In his baggy shorts, the star tattoos on his knees grubby with earth and mulch, he continued to dig as he heard his son approach.

“Chicken shit,” Sergei said. “It’s cheap, easy to come by, and it makes the plants very happy.”

Confounded, as always, by his father’s love of dirt, Ilya shook his head. “And smells like chicken shit.”

“A small price to pay. My hostas enjoy, and see there? The lungwort will bloom soon. So many secrets in the shade and shadows.”

Sergei looked up then, squinting a bit. “So. Have you found her?”

“Not yet. We will. I have a man checking at Harvard. We’ll have her name soon, and from there, we’ll have her.”

“Women lie, Ilya.”

“I don’t think she lied about this. She studies medicine there, and is unhappy. Her mother, a surgeon, here in Chicago. I believe this is also true. We’re looking for the mother.”

Ilya crouched down. “I won’t go to prison.”

“No, you won’t go to prison. Nor will Yakov. I work on other avenues as well. But I’m not pleased one of my most valued brigadiers sits now in a cell.”

“He won’t talk.”

“This doesn’t worry me. He will say nothing, as Yegor will say nothing. The American police? Musor.” He dismissed them as garbage with a flick of the wrist. “They will never break such as these. Nor would they break you if we were not able to convince the judge on the bail. But this girl, she worries me. It worries me, Ilya, that she was there and lives. It worries me that Yakov had no knowledge she and the other were there.”

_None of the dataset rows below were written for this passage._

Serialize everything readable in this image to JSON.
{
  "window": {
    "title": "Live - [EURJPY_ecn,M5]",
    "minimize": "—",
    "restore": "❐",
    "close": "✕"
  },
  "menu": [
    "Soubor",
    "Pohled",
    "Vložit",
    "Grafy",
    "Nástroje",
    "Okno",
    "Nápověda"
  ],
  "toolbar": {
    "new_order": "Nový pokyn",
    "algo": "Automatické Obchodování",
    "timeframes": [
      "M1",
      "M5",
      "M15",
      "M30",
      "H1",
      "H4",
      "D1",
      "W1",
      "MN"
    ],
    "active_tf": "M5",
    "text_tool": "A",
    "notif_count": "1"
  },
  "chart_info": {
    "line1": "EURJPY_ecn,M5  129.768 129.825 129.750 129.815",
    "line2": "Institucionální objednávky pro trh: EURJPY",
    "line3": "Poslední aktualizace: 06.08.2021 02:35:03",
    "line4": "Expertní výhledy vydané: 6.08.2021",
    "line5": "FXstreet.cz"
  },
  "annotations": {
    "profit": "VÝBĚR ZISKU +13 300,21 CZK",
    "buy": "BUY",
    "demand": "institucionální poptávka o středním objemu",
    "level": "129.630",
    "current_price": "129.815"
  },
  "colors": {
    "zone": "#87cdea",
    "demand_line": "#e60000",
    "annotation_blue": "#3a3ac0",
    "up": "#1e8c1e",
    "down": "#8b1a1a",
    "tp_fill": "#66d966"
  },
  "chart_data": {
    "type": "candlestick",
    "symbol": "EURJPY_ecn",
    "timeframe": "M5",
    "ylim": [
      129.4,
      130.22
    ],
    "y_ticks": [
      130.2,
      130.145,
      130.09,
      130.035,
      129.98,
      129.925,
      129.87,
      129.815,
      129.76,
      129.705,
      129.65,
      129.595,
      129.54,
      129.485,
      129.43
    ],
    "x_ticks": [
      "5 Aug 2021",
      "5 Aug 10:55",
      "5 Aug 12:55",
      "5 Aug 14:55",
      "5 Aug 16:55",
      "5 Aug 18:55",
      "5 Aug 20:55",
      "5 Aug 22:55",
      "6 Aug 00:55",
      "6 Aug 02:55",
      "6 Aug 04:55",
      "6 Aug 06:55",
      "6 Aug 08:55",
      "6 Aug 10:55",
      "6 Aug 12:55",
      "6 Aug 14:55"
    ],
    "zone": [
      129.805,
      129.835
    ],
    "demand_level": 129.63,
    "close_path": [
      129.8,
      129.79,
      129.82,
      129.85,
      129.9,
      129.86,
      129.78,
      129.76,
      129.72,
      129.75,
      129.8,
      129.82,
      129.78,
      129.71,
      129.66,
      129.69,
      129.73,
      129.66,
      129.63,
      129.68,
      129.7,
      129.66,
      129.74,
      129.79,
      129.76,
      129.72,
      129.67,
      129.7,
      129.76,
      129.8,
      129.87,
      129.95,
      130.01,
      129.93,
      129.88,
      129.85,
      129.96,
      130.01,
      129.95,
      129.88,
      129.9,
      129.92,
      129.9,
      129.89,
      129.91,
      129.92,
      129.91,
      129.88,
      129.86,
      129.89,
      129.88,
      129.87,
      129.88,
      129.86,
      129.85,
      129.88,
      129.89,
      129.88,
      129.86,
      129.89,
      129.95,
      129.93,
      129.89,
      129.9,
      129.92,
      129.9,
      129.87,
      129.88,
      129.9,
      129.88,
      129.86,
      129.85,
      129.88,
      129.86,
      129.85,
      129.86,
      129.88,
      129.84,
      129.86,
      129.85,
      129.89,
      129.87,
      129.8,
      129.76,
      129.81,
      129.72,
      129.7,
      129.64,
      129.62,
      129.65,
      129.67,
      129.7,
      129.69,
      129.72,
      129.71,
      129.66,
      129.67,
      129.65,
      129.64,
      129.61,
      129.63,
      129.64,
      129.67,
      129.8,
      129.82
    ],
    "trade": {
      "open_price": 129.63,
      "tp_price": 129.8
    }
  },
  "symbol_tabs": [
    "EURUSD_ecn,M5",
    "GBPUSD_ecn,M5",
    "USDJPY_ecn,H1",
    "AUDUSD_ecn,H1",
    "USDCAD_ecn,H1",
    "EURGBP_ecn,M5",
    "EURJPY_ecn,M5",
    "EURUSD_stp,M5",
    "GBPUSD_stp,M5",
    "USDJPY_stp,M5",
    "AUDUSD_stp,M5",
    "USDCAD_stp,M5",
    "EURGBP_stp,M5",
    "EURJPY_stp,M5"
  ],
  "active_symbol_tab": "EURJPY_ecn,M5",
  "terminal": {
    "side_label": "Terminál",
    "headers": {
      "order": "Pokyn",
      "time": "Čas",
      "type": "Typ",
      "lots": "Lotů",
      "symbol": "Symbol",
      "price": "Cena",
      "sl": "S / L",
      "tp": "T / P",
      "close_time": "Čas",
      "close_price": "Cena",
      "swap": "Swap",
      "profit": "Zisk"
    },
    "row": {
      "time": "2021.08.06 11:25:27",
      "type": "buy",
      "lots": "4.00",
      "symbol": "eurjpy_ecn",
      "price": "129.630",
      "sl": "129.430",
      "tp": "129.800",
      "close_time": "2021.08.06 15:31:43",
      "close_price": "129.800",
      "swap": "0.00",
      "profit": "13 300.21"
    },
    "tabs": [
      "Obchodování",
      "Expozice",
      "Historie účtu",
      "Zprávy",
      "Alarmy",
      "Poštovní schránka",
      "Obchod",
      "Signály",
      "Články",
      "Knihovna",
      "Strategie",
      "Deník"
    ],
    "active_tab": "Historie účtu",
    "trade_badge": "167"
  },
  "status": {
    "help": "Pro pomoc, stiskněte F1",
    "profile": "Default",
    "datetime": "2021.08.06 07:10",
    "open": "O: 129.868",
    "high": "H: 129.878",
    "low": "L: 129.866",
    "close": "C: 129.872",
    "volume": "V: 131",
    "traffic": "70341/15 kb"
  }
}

“If I hadn’t been delayed, I would have been there, and would have stopped it. Then there would be no witness.”

“Communication, this was a problem. And is also been dealt with.”

“You said to keep an eye on him, Papa, to stay close to him until he could be disciplined for stealing.”

Ilya shoved up, yanked off his sunglasses. “I would have cut off his hand myself for stealing from the family. You gave him everything, but all he thinks of is more. More money, more drugs, more women, more show. My cousin. Suki.” He snarled the word for traitor. “He spits in our faces, again and again. You were good to him, Papa.”